Code review for gather and scatter intrinsics


I have a code ready, waiting for review here:
I presented this work on LLVM Euro and people are interested in this feature.
Can anybody review this code, please?


  • Elena

Hi Elena,

Sorry for the delay, I'm still catching up with my emails after a long
holiday. :slight_smile:

The only concern to this feature I remember was Chandler's comment
that we should try to encode everything into loads and shuffles.

Correct me if I'm wrong, but on the strided vectorizer thread we have
reached a consensus that indexed intrinsics would be the least
problematic (compared to strided access intrinsics or plain
load+shuffle) because they're restricted to load/store of patterns
that could later be lowered to shuffles, if the hardware doesn't
support it, but they'd also keep the pattern intact even after other
optimization passes have gone through the same code.


As I said at EuroLLVM, the fear is that we'd get the pattern destroyed
and lose the ability of using masked / strided access at all.
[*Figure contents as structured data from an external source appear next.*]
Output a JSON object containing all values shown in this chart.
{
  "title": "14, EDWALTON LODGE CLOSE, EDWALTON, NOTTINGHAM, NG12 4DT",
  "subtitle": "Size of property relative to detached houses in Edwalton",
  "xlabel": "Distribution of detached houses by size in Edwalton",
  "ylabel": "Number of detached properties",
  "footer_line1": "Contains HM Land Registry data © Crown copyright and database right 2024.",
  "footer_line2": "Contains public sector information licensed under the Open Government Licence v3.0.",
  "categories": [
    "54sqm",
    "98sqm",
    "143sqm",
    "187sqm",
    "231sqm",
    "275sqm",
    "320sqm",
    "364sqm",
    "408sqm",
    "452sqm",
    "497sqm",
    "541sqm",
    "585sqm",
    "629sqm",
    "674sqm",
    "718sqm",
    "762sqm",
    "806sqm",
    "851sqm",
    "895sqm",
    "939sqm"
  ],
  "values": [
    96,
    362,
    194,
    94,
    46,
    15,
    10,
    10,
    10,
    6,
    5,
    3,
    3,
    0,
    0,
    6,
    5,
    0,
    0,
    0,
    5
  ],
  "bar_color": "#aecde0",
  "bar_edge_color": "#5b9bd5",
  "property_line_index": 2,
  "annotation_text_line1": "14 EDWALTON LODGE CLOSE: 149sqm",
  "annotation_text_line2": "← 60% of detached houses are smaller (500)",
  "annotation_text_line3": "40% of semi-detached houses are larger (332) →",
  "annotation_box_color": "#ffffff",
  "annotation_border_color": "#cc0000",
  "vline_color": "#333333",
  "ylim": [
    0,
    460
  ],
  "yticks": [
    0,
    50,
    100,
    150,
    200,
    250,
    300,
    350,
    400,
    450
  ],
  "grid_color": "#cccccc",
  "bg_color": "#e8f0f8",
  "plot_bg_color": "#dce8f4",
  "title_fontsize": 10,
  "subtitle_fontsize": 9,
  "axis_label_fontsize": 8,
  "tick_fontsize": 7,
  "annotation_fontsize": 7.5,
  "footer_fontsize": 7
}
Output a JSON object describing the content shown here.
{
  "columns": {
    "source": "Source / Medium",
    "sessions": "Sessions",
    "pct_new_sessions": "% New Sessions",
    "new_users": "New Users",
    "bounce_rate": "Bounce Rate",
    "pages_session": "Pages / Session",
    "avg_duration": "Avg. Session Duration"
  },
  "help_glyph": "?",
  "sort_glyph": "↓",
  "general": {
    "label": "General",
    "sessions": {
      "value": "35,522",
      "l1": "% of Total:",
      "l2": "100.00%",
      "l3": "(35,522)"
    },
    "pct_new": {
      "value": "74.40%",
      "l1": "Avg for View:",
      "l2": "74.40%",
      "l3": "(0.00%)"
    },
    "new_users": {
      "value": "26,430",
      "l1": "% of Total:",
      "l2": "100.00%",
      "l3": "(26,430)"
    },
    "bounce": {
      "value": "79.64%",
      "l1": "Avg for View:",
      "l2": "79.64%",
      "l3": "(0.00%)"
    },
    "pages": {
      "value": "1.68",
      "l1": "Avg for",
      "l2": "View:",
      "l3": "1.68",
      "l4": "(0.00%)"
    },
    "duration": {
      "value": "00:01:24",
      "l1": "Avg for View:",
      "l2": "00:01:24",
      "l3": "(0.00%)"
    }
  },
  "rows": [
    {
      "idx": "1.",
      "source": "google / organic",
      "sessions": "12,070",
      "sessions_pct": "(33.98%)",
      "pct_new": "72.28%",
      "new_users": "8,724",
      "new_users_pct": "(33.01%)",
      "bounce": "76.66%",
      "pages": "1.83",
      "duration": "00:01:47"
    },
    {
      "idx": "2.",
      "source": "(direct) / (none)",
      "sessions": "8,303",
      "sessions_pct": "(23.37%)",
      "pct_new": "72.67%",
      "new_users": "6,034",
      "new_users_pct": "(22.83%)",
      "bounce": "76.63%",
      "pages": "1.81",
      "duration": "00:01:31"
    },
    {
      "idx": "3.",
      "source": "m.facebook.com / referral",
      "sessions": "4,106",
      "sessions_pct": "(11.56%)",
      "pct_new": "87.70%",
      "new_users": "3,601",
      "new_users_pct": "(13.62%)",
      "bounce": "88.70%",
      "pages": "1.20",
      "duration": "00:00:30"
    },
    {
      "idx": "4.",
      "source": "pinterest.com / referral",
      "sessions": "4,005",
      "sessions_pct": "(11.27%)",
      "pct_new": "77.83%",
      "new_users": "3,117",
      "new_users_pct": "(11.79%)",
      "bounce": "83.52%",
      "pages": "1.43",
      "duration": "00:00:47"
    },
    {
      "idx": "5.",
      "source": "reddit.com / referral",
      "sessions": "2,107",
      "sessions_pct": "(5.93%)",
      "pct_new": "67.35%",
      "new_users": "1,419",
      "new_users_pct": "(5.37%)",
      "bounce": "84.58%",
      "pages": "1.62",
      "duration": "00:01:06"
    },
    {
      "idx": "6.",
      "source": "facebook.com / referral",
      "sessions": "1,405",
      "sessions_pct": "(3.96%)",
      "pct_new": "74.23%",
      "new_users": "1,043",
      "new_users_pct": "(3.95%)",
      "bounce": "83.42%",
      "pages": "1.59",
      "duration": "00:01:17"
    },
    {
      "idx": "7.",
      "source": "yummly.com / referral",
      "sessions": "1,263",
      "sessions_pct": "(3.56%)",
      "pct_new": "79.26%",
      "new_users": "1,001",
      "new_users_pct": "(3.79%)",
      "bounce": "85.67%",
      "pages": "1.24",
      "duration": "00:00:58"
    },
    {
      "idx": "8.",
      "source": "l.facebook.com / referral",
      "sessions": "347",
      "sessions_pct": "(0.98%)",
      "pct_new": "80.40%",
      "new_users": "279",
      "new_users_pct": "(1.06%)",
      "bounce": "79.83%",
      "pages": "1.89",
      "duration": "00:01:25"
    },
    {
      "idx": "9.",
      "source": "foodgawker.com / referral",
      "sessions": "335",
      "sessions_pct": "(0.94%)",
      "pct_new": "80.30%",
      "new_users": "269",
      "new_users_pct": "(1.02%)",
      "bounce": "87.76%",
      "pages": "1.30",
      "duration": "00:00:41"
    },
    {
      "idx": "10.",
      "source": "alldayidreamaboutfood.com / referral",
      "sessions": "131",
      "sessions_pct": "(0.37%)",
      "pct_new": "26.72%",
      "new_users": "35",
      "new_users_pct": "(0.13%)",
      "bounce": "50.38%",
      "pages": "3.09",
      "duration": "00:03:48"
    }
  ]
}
However,
I'm haven't looked at great depth at this problem to know what are the
cases and why they could break. Maybe Elena or James could help with


Hi Renato,

I fully agree with you, but indexed load and store is the next step.
I'm asking to review gather and scatter code.


- Elena

I see. I probably got it wrong, then.

I was under the impression that we wouldn't do stride.load/store or
gather/scatter directly, but implement both of them via
index.load/store and differentiate gather/scatter with the argument as
a vector of pointers, not a pointer of vectors.

I also thought that we'd use the mask to complement the indexed load,
which would in turn help the vectorizer to create prologues/epilogues
and the back end to generate the best instruction.


We had a long discussion in the dev list and I suggested to implement
masked.index.load(%base, %<vector of indices>, %scale, %mask), but people said that it is Intel-wise form.

So we decided to go for gather/scatter -> masked.gather(<vector of pointers>, %mask) - common case of random memory access. For A[B[i]].
The first patch for Gather/Scatter is already submitted.

As the next step, that good for Intel and for ARM we see this form:

masked.index.load(%ptr, <vector of const-indices>, %mask), but unlike the first proposal, the index is not a random variable, but a vector of compile time constants.
ARM does not need masks, but it can be "all-ones".

I suppose, that Hao, from ARM will go forward with index.load, otherwise I'll take it when gather/scatter will be completed.

- Elena

That's my understanding, yes. I'll let Hao review the patch, then, to
make sure the semantics are correct on both sides.

The only comment I had in your patch is to change LangRef adding the
new intrinsics, so it doesn't get lost.